Y no olvidemos lo esencial: el cuchillo corta el jamón, pero también al vecino. No porque sea bueno o malo, sino porque depende de quién lo empuñe. Con Aeneas ocurre lo mismo. En buenas manos, una herramienta sublime. En malas, un peligroso reescritor del pasado.
El futuro que ya está aquí
Aeneas, como su nombre indica, busca un destino. El nuestro, como humanos, es decidir si queremos que la historia la sigamos escribiendo nosotros o dejársela a las máquinas. De momento, conviven. Colaboran. Y eso —bien usado— es una bendición. Un matrimonio improbable entre Cicerón y Alan Turing. Entre el mármol y el silicio.

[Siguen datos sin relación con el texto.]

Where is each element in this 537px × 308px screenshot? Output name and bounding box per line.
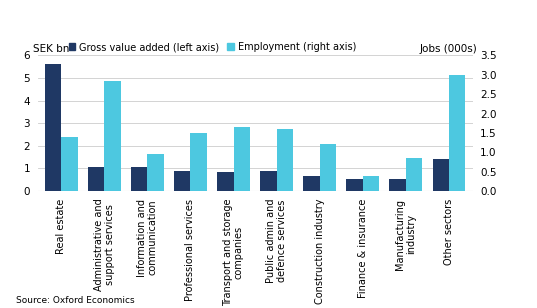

De aquí a unos años, tal vez la IA no solo nos ayude a descifrar el pasado, sino a no repetirlo. Aunque eso, como siempre, dependerá de quién apriete el botón.

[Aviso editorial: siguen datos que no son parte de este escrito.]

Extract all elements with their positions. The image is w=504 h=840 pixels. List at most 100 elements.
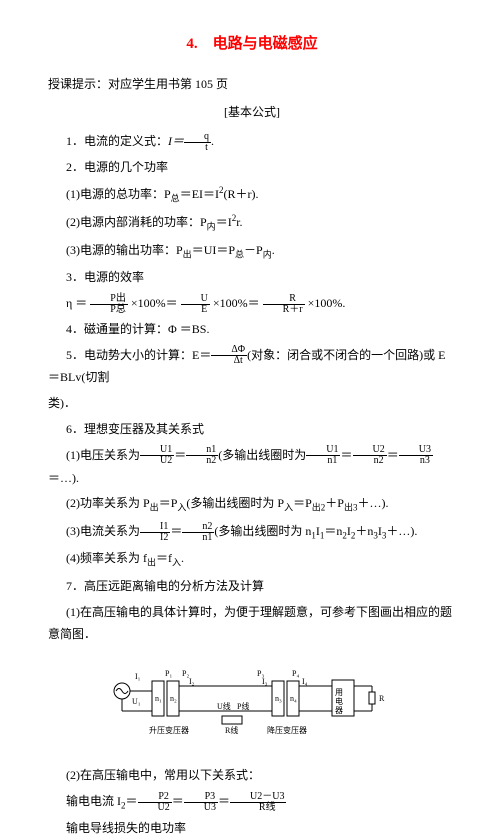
item-7-3: 输电电流 I2＝P2U2＝P3U3＝U2－U3R线 [48,790,456,814]
text: ＝…). [48,471,79,485]
den: E [181,305,210,315]
label-I3: I₃ [262,677,268,686]
text: ＝UI＝P [192,243,235,257]
sub: 出 [147,558,156,568]
den: U2 [138,803,172,813]
num: I1 [140,522,170,533]
item-6-1: (1)电压关系为U1U2＝n1n2(多输出线圈时为U1n1＝U2n2＝U3n3＝… [48,444,456,490]
text: ＋…). [357,496,388,510]
text: (1)电压关系为 [66,448,140,462]
sub: 入 [172,558,181,568]
item-5-tail: 类)． [48,392,456,415]
den: U2 [140,456,174,466]
num: n2 [182,522,214,533]
item-4: 4．磁通量的计算：Φ ＝BS. [48,318,456,341]
text: ×100%. [308,296,346,310]
fraction: U3n3 [399,445,433,466]
text: ＝f [156,551,172,565]
den: n2 [186,456,218,466]
den: Δt [211,356,247,366]
label-n2: n₂ [170,694,177,703]
eq: ＝ [174,448,186,462]
eq: ＝ [172,794,184,808]
fraction: UE [181,294,210,315]
text: (3)电源的输出功率：P [66,243,183,257]
fraction: n1n2 [186,445,218,466]
item-1: 1．电流的定义式：I＝qt. [48,130,456,153]
fraction: P出P总 [90,294,128,315]
tail: . [211,134,214,148]
den: n1 [306,456,340,466]
item-7-1: (1)在高压输电的具体计算时，为便于理解题意，可参考下图画出相应的题意简图． [48,601,456,647]
item-2-1: (1)电源的总功率：P总＝EI＝I2(R＋r). [48,182,456,207]
item-2-3: (3)电源的输出功率：P出＝UI＝P总－P内. [48,239,456,263]
label-I1: I₁ [135,672,141,681]
item-3: 3．电源的效率 [48,266,456,289]
text: ×100%＝ [213,296,260,310]
item-7-2: (2)在高压输电中，常用以下关系式： [48,764,456,787]
text: (R＋r). [224,187,259,201]
den: R线 [230,803,286,813]
item-3-eq: η ＝ P出P总 ×100%＝ UE ×100%＝ RR＋r ×100%. [48,292,456,315]
label-R: R [379,694,385,703]
preface: 授课提示：对应学生用书第 105 页 [48,73,456,96]
den: n2 [353,456,387,466]
item-2-2: (2)电源内部消耗的功率：P内＝I2r. [48,210,456,235]
item-6-4: (4)频率关系为 f出＝f入. [48,547,456,571]
text: ＝P [159,496,178,510]
fraction: U1U2 [140,445,174,466]
num: P2 [138,792,172,803]
fraction: qt [184,132,211,153]
num: U2－U3 [230,792,286,803]
sub: 出 [150,503,159,513]
section-label: [基本公式] [48,101,456,124]
label-n4: n₄ [290,694,297,703]
sub: 内 [263,249,272,259]
label-Uline: U线 [217,701,231,711]
text: (4)频率关系为 f [66,551,147,565]
text: ＝I [216,215,232,229]
text: 5．电动势大小的计算：E＝ [66,348,211,362]
fraction: n2n1 [182,522,214,543]
label-n3: n₃ [275,694,282,703]
label-I2: I₂ [189,677,195,686]
label-P1: P₁ [165,669,172,678]
sub: 总 [171,193,180,203]
label-load2: 电 [335,696,343,706]
fraction: U2－U3R线 [230,792,286,813]
eq: ＝ [387,448,399,462]
text: . [272,243,275,257]
label-n1: n₁ [155,694,162,703]
fraction: I1I2 [140,522,170,543]
fraction: P3U3 [184,792,218,813]
label-Rline: R线 [225,725,238,735]
label-Pline: P线 [237,701,249,711]
den: P总 [90,305,128,315]
var: I＝ [168,134,184,148]
item-2: 2．电源的几个功率 [48,156,456,179]
text: ＋P [325,496,344,510]
text: (2)功率关系为 P [66,496,150,510]
sub: 内 [207,222,216,232]
item-7: 7．高压远距离输电的分析方法及计算 [48,575,456,598]
text: (多输出线圈时为 n [214,524,311,538]
sub: 入 [284,503,293,513]
label-load1: 用 [335,688,343,697]
text: ×100%＝ [131,296,178,310]
fraction: U2n2 [353,445,387,466]
fraction: ΔΦΔt [211,345,247,366]
text: －P [244,243,263,257]
den: U3 [184,803,218,813]
den: n3 [399,456,433,466]
item-6: 6．理想变压器及其关系式 [48,418,456,441]
eq: ＝ [126,794,138,808]
circuit-diagram: I₁ U₁ P₁ P₂ I₂ n₁ n₂ U线 P线 R线 P₃ I₃ P₄ I… [48,656,456,754]
sub: 出3 [344,503,358,513]
eq: ＝ [218,794,230,808]
fraction: RR＋r [263,294,305,315]
text: (多输出线圈时为 [218,448,306,462]
eq: ＝ [170,524,182,538]
den: n1 [182,533,214,543]
label-U1: U₁ [132,697,141,706]
item-6-3: (3)电流关系为I1I2＝n2n1(多输出线圈时为 n1I1＝n2I2＋n3I3… [48,520,456,544]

Hasta entonces, que siga escribiendo. Que siga interpretando. Que siga reconstruyendo. Pero que no se crea emperador.



















Interesantísima entrada. Y como comentas, lo que ahora puede ser una reconstrucción fidedigna puede llevar, en un tiempo, a la manipulación de la historia. Como perro viejo que soy, recuerdo aquellos diarios del famoso acuarelista austríaco que fueron hallados, presuntamente, en 1983, procedentes de un avión derribado. Publicados por una revista alemana de prestigio, no se si era «Stern», mostraba como el acuarelista había sido devorado por la máquina que había creado. Era «blanqueado». Sin embargo, pruebas periciales permitieron descubrir, al poco tiempo, que el papel y la tinta no correspondían a la época, por pocos años y que era una hábil falsificación, que llegó a engañar a algunos verificadores.
Si en este caso, se pudo desmentir ¿Qué nos ocurriría con inscripciones y textos que nos cuenten una trola? Porque la IA puede reconstruir el texto o la inscripción, pero no podrá verificar si lo que cuenta es cierto o no. Ahí se tendrán que buscar otras fuentes, para poder contrastar lo escrito. Pero no siempre tendremos estas otras fuentes.
https://www.20minutos.es/noticia/5108651/0/los-diarios-de-hitler-vuelven-a-publicarse-pero-ahora-sabemos-que-son-falsos
Gracias, Doctor M. Justo ese es el vértigo que me provoca todo esto. La historia la escriben los vencedores… y ahora, además, la reescriben las máquinas. Lo que antes era un falsificador con buena caligrafía y tinta fresca, ahora es una red neuronal con millones de datos mal digeridos y, en el peor de los casos, entrenada con intenciones torcidas.
Recuerdo perfectamente el escándalo de los diarios del «acuarelista», como lo llamas con fina ironía. Sí, fue la revista Stern, y sí, colaron la falsificación a medio planeta antes de que la química del papel los pusiera en evidencia. Pero eso fue cuando aún podíamos fiarnos del carbono-14 y de los laboratorios imparciales. Hoy, con IA capaz de replicar estilos, tipografías, patrones lingüísticos e incluso la pátina del mármol, el riesgo ya no es solo que se cuele la mentira, sino que sea tan verosímil que ni los expertos la puedan distinguir.
Tú lo dices bien: la IA puede reconstruir el texto, pero no verificar la verdad que hay en él. Para eso hará falta seguir recurriendo al historiador, al arqueólogo, al filólogo… y, por qué no, al perro viejo que se huele la tostada. Como tú.
Un abrazo y gracias por enriquecer el debate.